Value, Capital and Growth: Papers In Honour of Sir John Hicks.

First Edition Value, Capital and Growth: Papers In Honour of Sir John Hicks; Signed Twice by Nobel Laureate Robert M. Solow

Value, Capital and Growth: Papers In Honour of Sir John Hicks.

HICKS, John R. [Robert M. Solow].

$975.00

Item Number: 5798

Edinburgh: Edinburgh University Press, 1968.

First edition of this work in honor of John Hicks. Octavo, original cloth. Signed twice by Robert Solow, who contributed an article in this volume. Fine in a near fine dust jacket with light shelfwear. Edited by J.N. Wolfe.

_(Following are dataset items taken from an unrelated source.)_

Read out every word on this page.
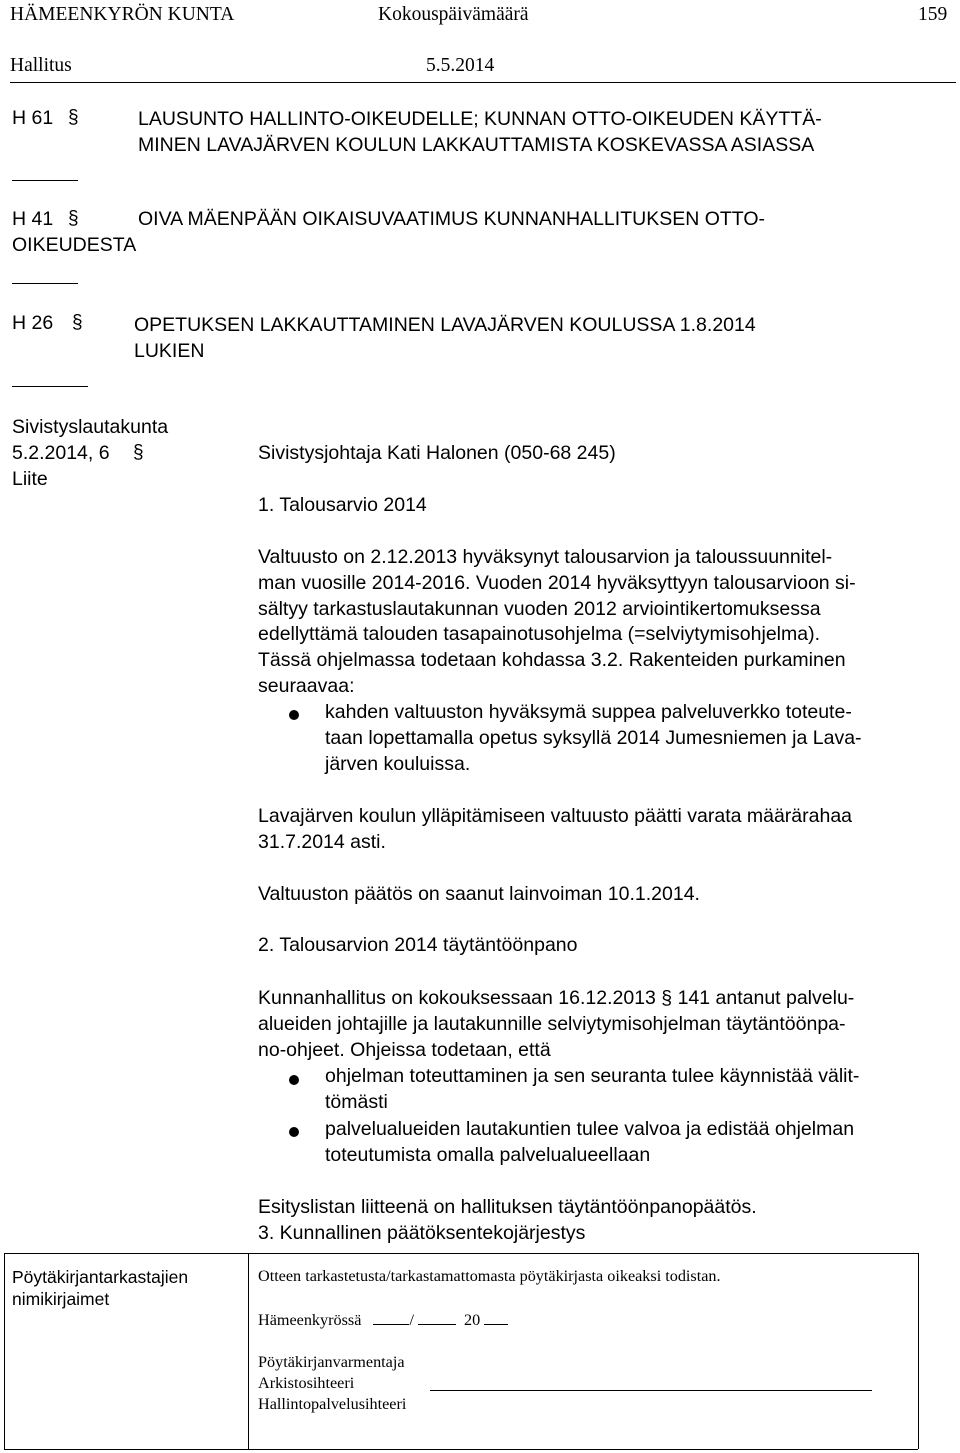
HÄMEENKYRÖN KUNTA	Kokouspäivämäärä	159
Hallitus	5.5.2014
H 61 §	LAUSUNTO HALLINTO-OIKEUDELLE; KUNNAN OTTO-OIKEUDEN KÄYTTÄ-
MINEN LAVAJÄRVEN KOULUN LAKKAUTTAMISTA KOSKEVASSA ASIASSA
H 41 §	OIVA MÄENPÄÄN OIKAISUVAATIMUS KUNNANHALLITUKSEN OTTO-
OIKEUDESTA
H 26 §	OPETUKSEN LAKKAUTTAMINEN LAVAJÄRVEN KOULUSSA 1.8.2014
LUKIEN
Sivistyslautakunta
5.2.2014, 6 §
Liite
Sivistysjohtaja Kati Halonen (050-68 245)
1. Talousarvio 2014
Valtuusto on 2.12.2013 hyväksynyt talousarvion ja taloussuunnitel-
man vuosille 2014-2016. Vuoden 2014 hyväksyttyyn talousarvioon si-
sältyy tarkastuslautakunnan vuoden 2012 arviointikertomuksessa
edellyttämä talouden tasapainotusohjelma (=selviytymisohjelma).
Tässä ohjelmassa todetaan kohdassa 3.2. Rakenteiden purkaminen
seuraavaa:
kahden valtuuston hyväksymä suppea palveluverkko toteute-
taan lopettamalla opetus syksyllä 2014 Jumesniemen ja Lava-
järven kouluissa.
Lavajärven koulun ylläpitämiseen valtuusto päätti varata määrärahaa
31.7.2014 asti.
Valtuuston päätös on saanut lainvoiman 10.1.2014.
2. Talousarvion 2014 täytäntöönpano
Kunnanhallitus on kokouksessaan 16.12.2013 § 141 antanut palvelu-
alueiden johtajille ja lautakunnille selviytymisohjelman täytäntöönpa-
no-ohjeet. Ohjeissa todetaan, että
ohjelman toteuttaminen ja sen seuranta tulee käynnistää välit-
tömästi
palvelualueiden lautakuntien tulee valvoa ja edistää ohjelman
toteutumista omalla palvelualueellaan
Esityslistan liitteenä on hallituksen täytäntöönpanopäätös.
3. Kunnallinen päätöksentekojärjestys
Pöytäkirjantarkastajien
nimikirjaimet
Otteen tarkastetusta/tarkastamattomasta pöytäkirjasta oikeaksi todistan.
Hämeenkyrössä	/	20
Pöytäkirjanvarmentaja
Arkistosihteeri
Hallintopalvelusihteeri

John R. Hicks's early work as a labour economist culminated in The Theory of Wages still considered standard in the field. He collaborated with R.G.D. Allen in two seminal papers on value theory published in 1934. His magnum opus is Value and Capital published in 1939. The book built on ordinal utility and mainstreamed the now-standard distinction between the substitution effect and the income effect for an individual in demand theory for the 2-good case. It generalized the analysis to the case of one good and a composite good, that is, all other goods. It aggregated individuals and businesses through demand and supply across the economy. It anticipated the aggregation problem, most acutely for the stock of capital goods. It introduced general equilibrium theory to an English-speaking audience, refined the theory for dynamic analysis, and for the first time attempted a rigorous statement of stability conditions for general equilibrium. In the course of analysis Hicks formalized comparative statics. In the same year, he also developed the famous "compensation" criterion called Kaldor–Hicks efficiency for welfare comparisons of alternative public policies or economic states. Hicks's most familiar contribution in macroeconomics was the Hicks–Hansen IS–LM model, which formalized an interpretation of the theory of John Maynard Keynes. The model describes the economy as a balance between three commodities: money, consumption and investment. Hicks himself did not embrace the theory as he interpreted it; and, in a paper published in 1980, Hicks asserted that it had omitted some crucial components of Keynes's arguments, especially those related to uncertainty.